I’ve known many girls who got married when they were “older,” which in my community can mean any age after 25. But what I mean is when they’ve reached an age where they have independence from their family: they have a job where they make decent money and don’t rely on anyone financially, they have a life of their own outside of their family, they’re possibly even living on their own or if they’re not, then they’re past the point of asking for permission to go out or travel.
Once you’ve had the freedom and independence of doing whatever you want without having to answer to anyone, it can be extremely difficult to be put in a position where you have to consider another person again. It can almost feel as though you are a child answering to your parents all over again because you go from going out and coming home when you please, to having to actively let someone know that you have plans or when you’ll come home.
Marriage can feel as though you are losing your independence and that is a hard pill to swallow.
I think if you go into a marriage knowing that you will lose some of your independence, not because you are marrying someone horrible or controlling, but because you are now in a partnership, that will make it much easier to adapt to the new but amazing environment.
The key is to realize this before getting married and also understanding that this doesn’t make your spouse a bad person. If you think about it, getting to a point of trust even with our parents takes a lot of time. It takes years to be able to walk out the door without getting permission living with family. But the reason that happens is that there are years of trust in that relationship. We can’t go into a brand new relationship expecting the same type of treatment or level of trust and understanding.
And if you’re a part of a culture that places a lot of emphasis on the in-laws, then there are even more people to adapt to and more people to answer to sometimes. Depending on your specific marital situation, you might even have to let your mother-in-law or father-in-law know where you are going or what your plans are for the weekend.

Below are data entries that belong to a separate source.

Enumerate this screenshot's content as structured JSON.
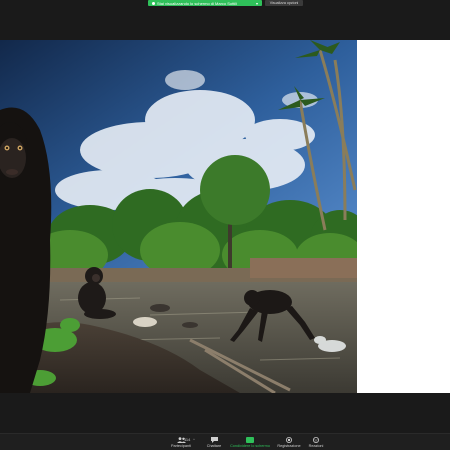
{
  "banner": {
    "sharing_text": "Stai visualizzando lo schermo di Marco Sottili",
    "options_label": "Visualizza opzioni"
  },
  "toolbar": {
    "participants_label": "Partecipanti",
    "participants_count": "114",
    "chat_label": "Chattare",
    "share_label": "Condividere lo schermo",
    "record_label": "Registrazione",
    "reactions_label": "Reazioni"
  },
  "colors": {
    "share_green": "#2fc05a",
    "toolbar_bg": "#1f1f1f",
    "frame_bg": "#1a1a1a"
  }
}
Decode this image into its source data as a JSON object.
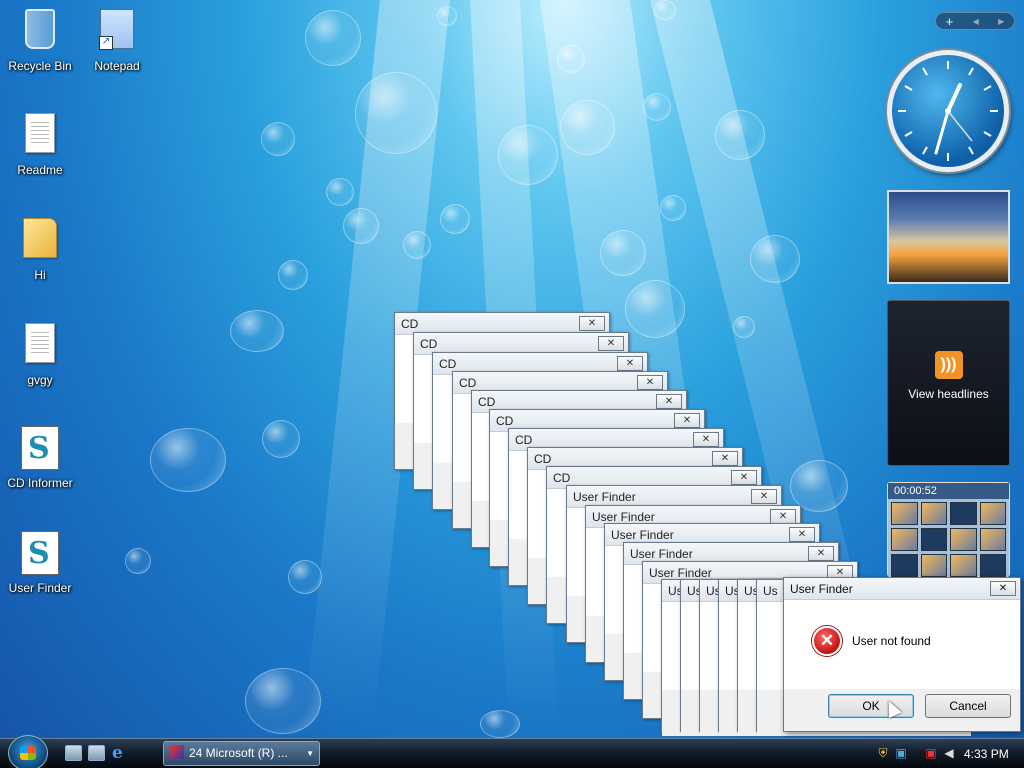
{
  "desktop": {
    "icons": [
      {
        "label": "Recycle Bin",
        "icon": "recycle-bin-icon"
      },
      {
        "label": "Notepad",
        "icon": "notepad-icon"
      },
      {
        "label": "Readme",
        "icon": "text-document-icon"
      },
      {
        "label": "Hi",
        "icon": "folder-icon"
      },
      {
        "label": "gvgy",
        "icon": "text-document-icon"
      },
      {
        "label": "CD Informer",
        "icon": "setup-icon"
      },
      {
        "label": "User Finder",
        "icon": "setup-icon"
      }
    ]
  },
  "sidebar": {
    "add_gadget": "+",
    "prev": "◀",
    "next": "▶",
    "feed_label": "View headlines",
    "puzzle_timer": "00:00:52",
    "clock_time": "4:33"
  },
  "stacked_windows": [
    {
      "title": "CD"
    },
    {
      "title": "CD"
    },
    {
      "title": "CD"
    },
    {
      "title": "CD"
    },
    {
      "title": "CD"
    },
    {
      "title": "CD"
    },
    {
      "title": "CD"
    },
    {
      "title": "CD"
    },
    {
      "title": "CD"
    },
    {
      "title": "User Finder"
    },
    {
      "title": "User Finder"
    },
    {
      "title": "User Finder"
    },
    {
      "title": "User Finder"
    },
    {
      "title": "User Finder"
    },
    {
      "title": "Us"
    },
    {
      "title": "Us"
    },
    {
      "title": "Us"
    },
    {
      "title": "Us"
    },
    {
      "title": "Us"
    },
    {
      "title": "Us"
    }
  ],
  "dialog": {
    "title": "User Finder",
    "message": "User not found",
    "ok_label": "OK",
    "cancel_label": "Cancel",
    "close_glyph": "✕"
  },
  "taskbar": {
    "task_label": "24 Microsoft (R) ...",
    "time": "4:33 PM"
  }
}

Before marriage, you would’ve been able to go out with the girls for a quick day trip without a care in the world, but now you might have a new family that wants to see you on the weekend. It can be extremely tough losing the feeling of doing as you please. That’s why people often say the first (or two) year of a marriage is the hardest.

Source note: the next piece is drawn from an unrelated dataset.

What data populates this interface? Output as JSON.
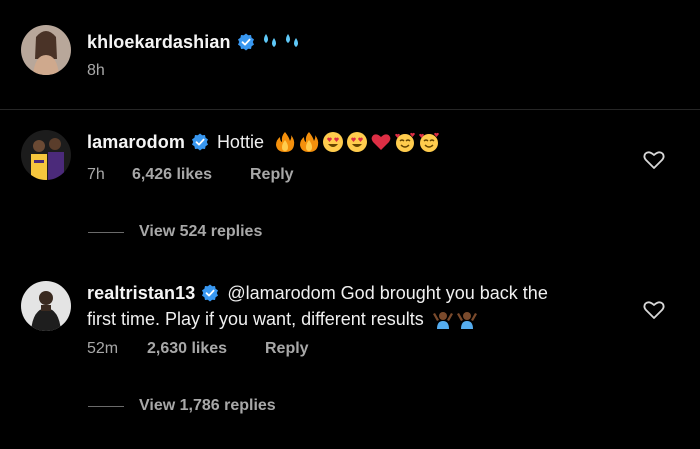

It’s almost like having your own business and then adding an equal partner to the operation later. You do lose the ability to be the sole decision maker, but you also gain a person who brings their own skill set and is there during the tough times and celebrates the good times.
Whether you’ve been dating for years or just met your spouse three months ago, a marriage is a brand new relationship that will require a different mindset and consideration for the person who you now live with. Your spouse deserves to be a partner in your decisions, just as you deserve to be a partner in theirs, even if that decision is as small going out to dinner with friends.
And if we see that as a building of trust and consideration, rather than a hit to our independence, then the marriage will slowly but surely reach a stage of trust and love that both spouses can celebrate.